THE Prime Minister will discuss his plans for Europe's future with the Commission president Jacques Santer in London today.

The meeting will launch a series of bilateral contacts between Mr Blair and fellow EU leaders in the weeks ahead as the Prime Minister prepares for the European Summit in Cardiff in mid-June.

Mr Blair has already written to his fellow leaders suggesting that they should use part of their Cardiff meeting ''to have a first political discussion of the future direction and development of the European Union''.

In particular, he singled out ''the challenges we face, for example making a success of enlargement, the need to be in closer touch with and thus have the confidence of our people, and the political vision we need to achieve this''.

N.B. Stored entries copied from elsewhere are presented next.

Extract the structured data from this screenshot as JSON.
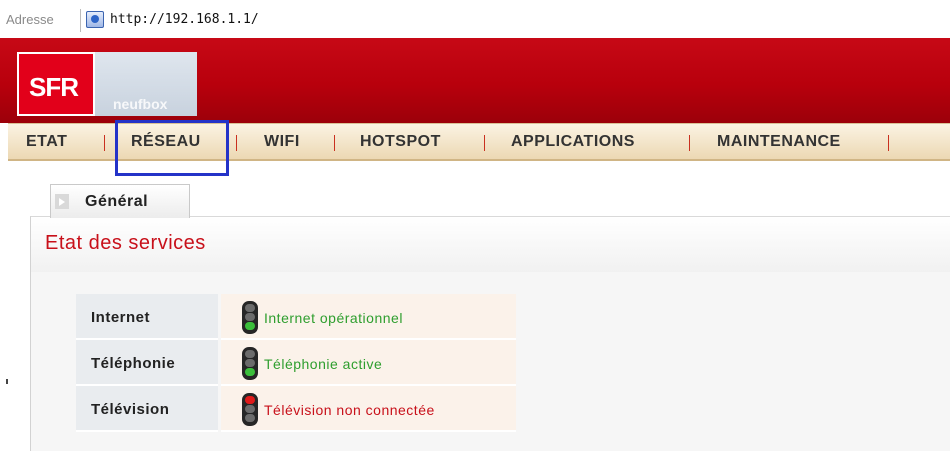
{
  "browser": {
    "address_label": "Adresse",
    "url": "http://192.168.1.1/",
    "page_icon": "ie-page-icon"
  },
  "brand": {
    "logo_text": "SFR",
    "sub_logo_text": "neufbox"
  },
  "nav": {
    "items": [
      {
        "label": "ETAT"
      },
      {
        "label": "RÉSEAU",
        "highlighted": true
      },
      {
        "label": "WIFI"
      },
      {
        "label": "HOTSPOT"
      },
      {
        "label": "APPLICATIONS"
      },
      {
        "label": "MAINTENANCE"
      }
    ],
    "highlight_color": "#2433c8"
  },
  "tabs": [
    {
      "label": "Général",
      "active": true
    }
  ],
  "section": {
    "title": "Etat des services"
  },
  "services": [
    {
      "name": "Internet",
      "status": "Internet opérationnel",
      "light": "green",
      "status_color": "#2e9e2e"
    },
    {
      "name": "Téléphonie",
      "status": "Téléphonie active",
      "light": "green",
      "status_color": "#2e9e2e"
    },
    {
      "name": "Télévision",
      "status": "Télévision non connectée",
      "light": "red",
      "status_color": "#c8101a"
    }
  ],
  "colors": {
    "header_red": "#b8000c",
    "accent_red": "#c8101a",
    "nav_bg": "#f3e6cc",
    "light_green": "#3bbf3b",
    "light_red": "#e01b1b"
  }
}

With few concrete decisions to be taken at next month's summit, the Government is hoping to use the final high profile event of its six-month EU presidency to stamp its mark on the issues such as fighting crime and improving the environment which it believes should feature high up the EU agenda as it enters the next century.

Foreign Secretary Robin Cook delivered the same message to Euro MPs meeting in Brussels yesterday as he outlined the summit agenda. This will be heavily dominated by economic and employment concerns as EU leaders take stock of the efforts being made in every member state to create jobs and to ensure the successful launch of a single currency in January.

However, Mr Cook reminded his audience: ''If the summit is to be a success, it will only be so if the people watching what Government leaders do and decide see that it has relevance to their lives.''

One of the main challenges facing the union, he told MEPs, was how to construct an EU which would work efficiently even with up to 26 members.

''Sometime over the next 10 years we will see a Europe stretching from Portugal to Poland and from Scotland to Sicily. A Europe that is more than half as big again in land area and a third as much in population. It is a tremendous quantum leap for Europe,'' he warned.